Fajna charakterystyka autorstwa nie pamiętam już którego z moich komentatorów, a nie mam jak sprawdzić, bo facebook coś nie chce mi pokazać oryginalnego posta, pod którym zgłaszaliście propozycje. To jest dopiero fikuśny przypadek człowieka, który zwykle uważa, że jest genialny, ale przegapił moment, w którym świat się zmienił w stosunku do tego, który poznał z podręczników byznesu wypożyczanych na studiach na SGPiS-ie w czasach upojnej młodości. Albo od czasów unijnych szkoleń, na które się zapisał, a które prowadziły za pieniądze niemieckiego podatnika życiowe przegrywy, które przeczytały trochę drętwych książek, o których później opowiadają na szkoleniach. Brrrr…

(6) Atlas = Zosia samosia

dźwiga ciężar świata na własnych barkach, czyli nie deleguje zadań, polega tylko na sobie i na siebie bierze odpowiedzialność, nic nie robi, żeby coś zmienić chociaż jest mu ciężko.

No tak, człowień, który nie wie, że trzeba delegować, albo li też jakoby wiedział, ale albo kojarzy mu się to z Delegaturą Rządu na Kraj w czasie wojny, albo który deleguje poprzez abdykację (oddaj zadanie – zapomnij – obudź się z ręką w nocniku – czasem obudź się z ręką w oczyszczalni ścieków). Wyznaje zaprzeczenie zasady Work smart, not hard, choć bardzo często dużo opowiada o tym, że pracuje przecież po to, by poświęcić czas rodzinie. Ale ten czas już za rogiem, już w przyszłym dziesięcioleciu, choć nasz Atlas ma już 60 lat…

(7) Kryptomilioner

Popitala po instagramie i wkleja zdjęcia na tle drogich lokalizacji, albo ładnych kobiet. Dużo gada o biznesie, choć często nie odróżnia marży od marzeń. Gdyby żył w średniowieczu, zwałby się Bitkojnem z Blokczejnu, a tak jest tylko internetowym trollem.

Oczywiście nie mylić go z prawdziwym kryptomilionerem, czyli poważnym człowiekiem, który zaczął kopać lata temu, albo zrobił własne ICO i ma wolnych 10 000 000 $, z którymi nie wiadomo za bardzo co zrobić. Tylko, że w przeciwieństwie do pierwszego podtypu, nie popitala po soszialach chwaląc się tym, że szlachta nie pracuje, a hajsiwo robi się samo, niczym grzybica w kaloszach, albo ruskiej onucy.

(8) Yanush

Z poczwarki, jaką był Typowy Janusz, z tego brzydkiego kaczątka, którym był ów szlachetny typek (albo typiara), wykluć się wraz z sukcesem potrafi Yanush.
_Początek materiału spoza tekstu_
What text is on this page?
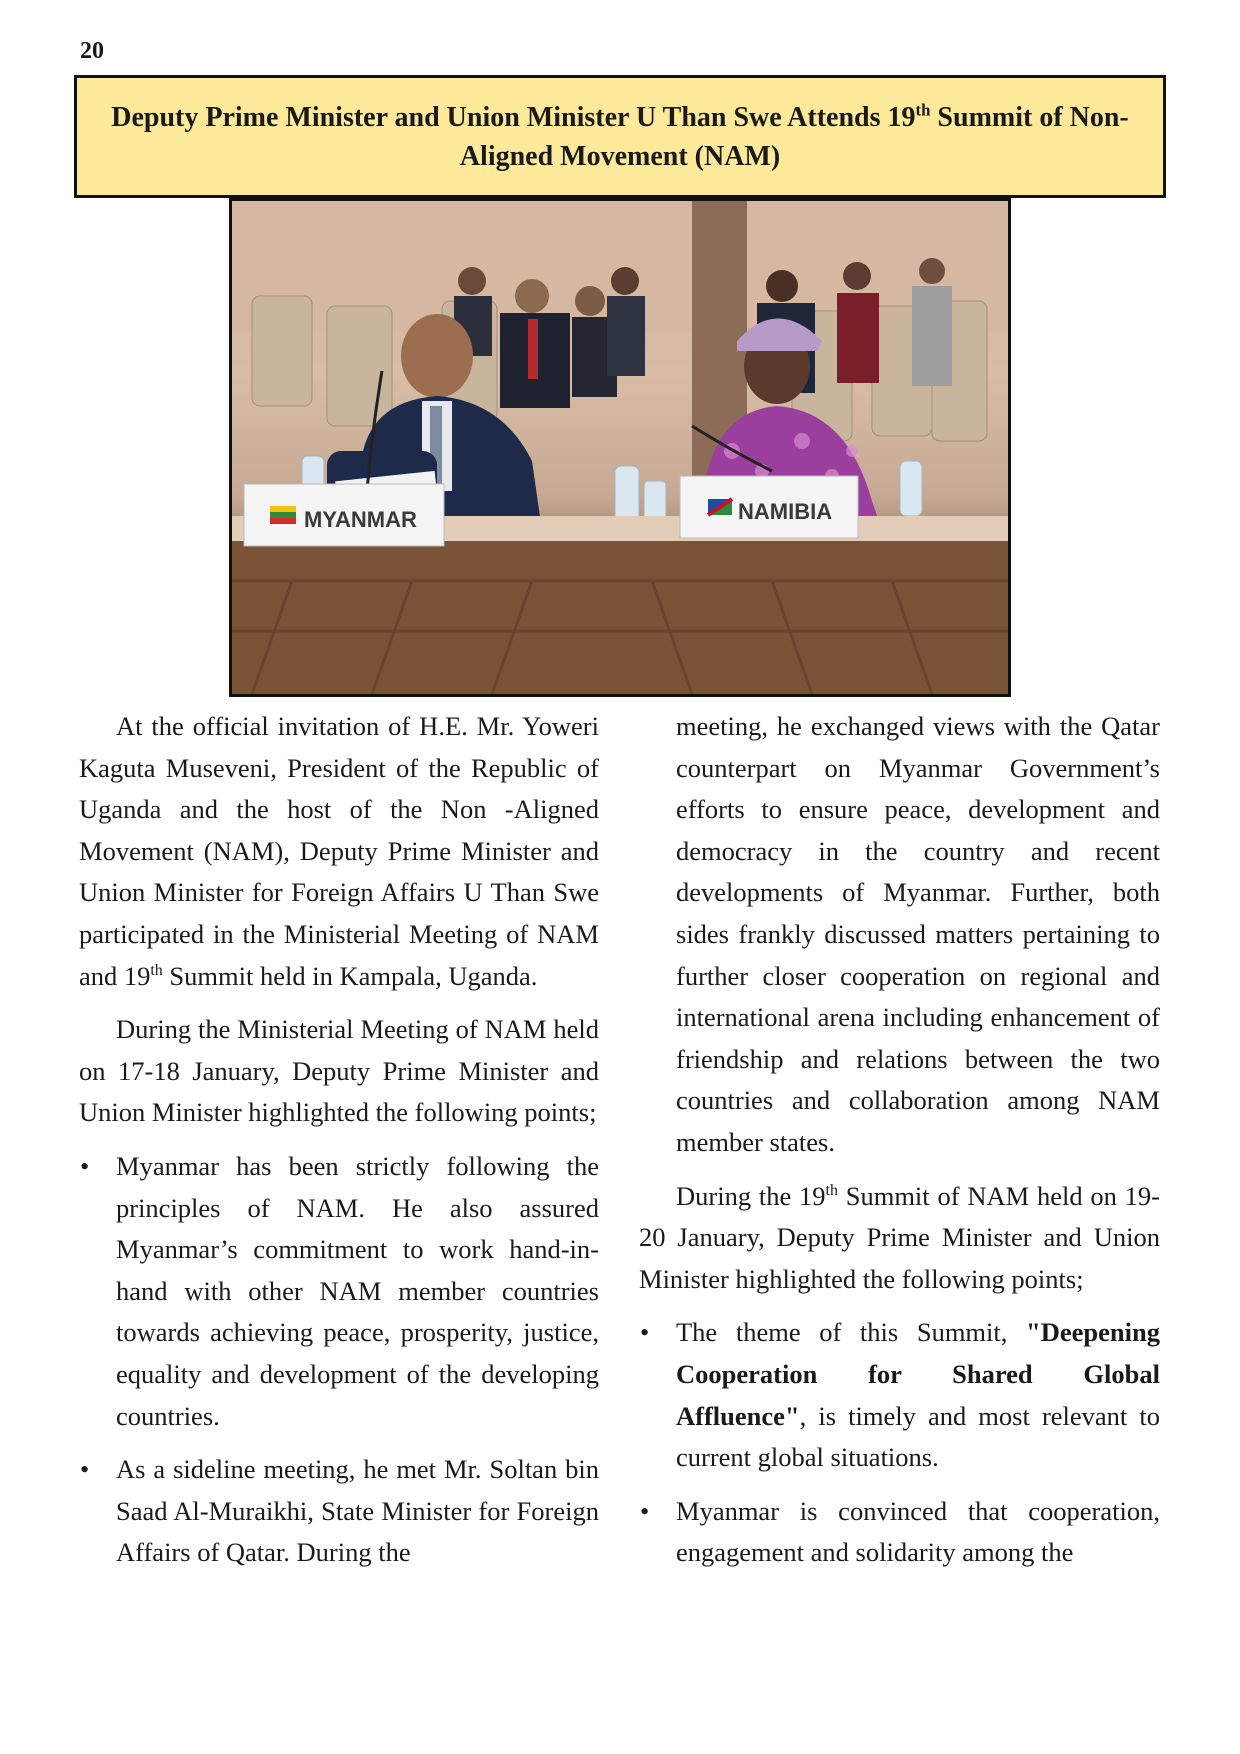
20
Deputy Prime Minister and Union Minister U Than Swe Attends 19th Summit of Non-Aligned Movement (NAM)
MYANMAR	NAMIBIA

At the official invitation of H.E. Mr. Yoweri Kaguta Museveni, President of the Republic of Uganda and the host of the Non -Aligned Movement (NAM), Deputy Prime Minister and Union Minister for Foreign Affairs U Than Swe participated in the Ministerial Meeting of NAM and 19th Summit held in Kampala, Uganda.

During the Ministerial Meeting of NAM held on 17-18 January, Deputy Prime Minister and Union Minister highlighted the following points;

• Myanmar has been strictly following the principles of NAM. He also assured Myanmar’s commitment to work hand-in-hand with other NAM member countries towards achieving peace, prosperity, justice, equality and development of the developing countries.
• As a sideline meeting, he met Mr. Soltan bin Saad Al-Muraikhi, State Minister for Foreign Affairs of Qatar. During the

meeting, he exchanged views with the Qatar counterpart on Myanmar Government’s efforts to ensure peace, development and democracy in the country and recent developments of Myanmar. Further, both sides frankly discussed matters pertaining to further closer cooperation on regional and international arena including enhancement of friendship and relations between the two countries and collaboration among NAM member states.

During the 19th Summit of NAM held on 19-20 January, Deputy Prime Minister and Union Minister highlighted the following points;

• The theme of this Summit, "Deepening Cooperation for Shared Global Affluence", is timely and most relevant to current global situations.
• Myanmar is convinced that cooperation, engagement and solidarity among the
Nie jeździ on Tojoto, bo gardzi samochodem dla plebsu. Nie jeździ także folkswagienem. Bierze od razu Lexa, albo beemkię w full opcji, tudzież Mercedesa. Zamienił schabowego i groszek z marchewką na sushi, a podstarzałą i podtytą Grażynę na gibką i zawsze chętną na seksualne akrobacje Dżesikę. Gównażerię popchnął na dobre uczelnie i pokupował mieszkania, żeby zanadto nie burczeli.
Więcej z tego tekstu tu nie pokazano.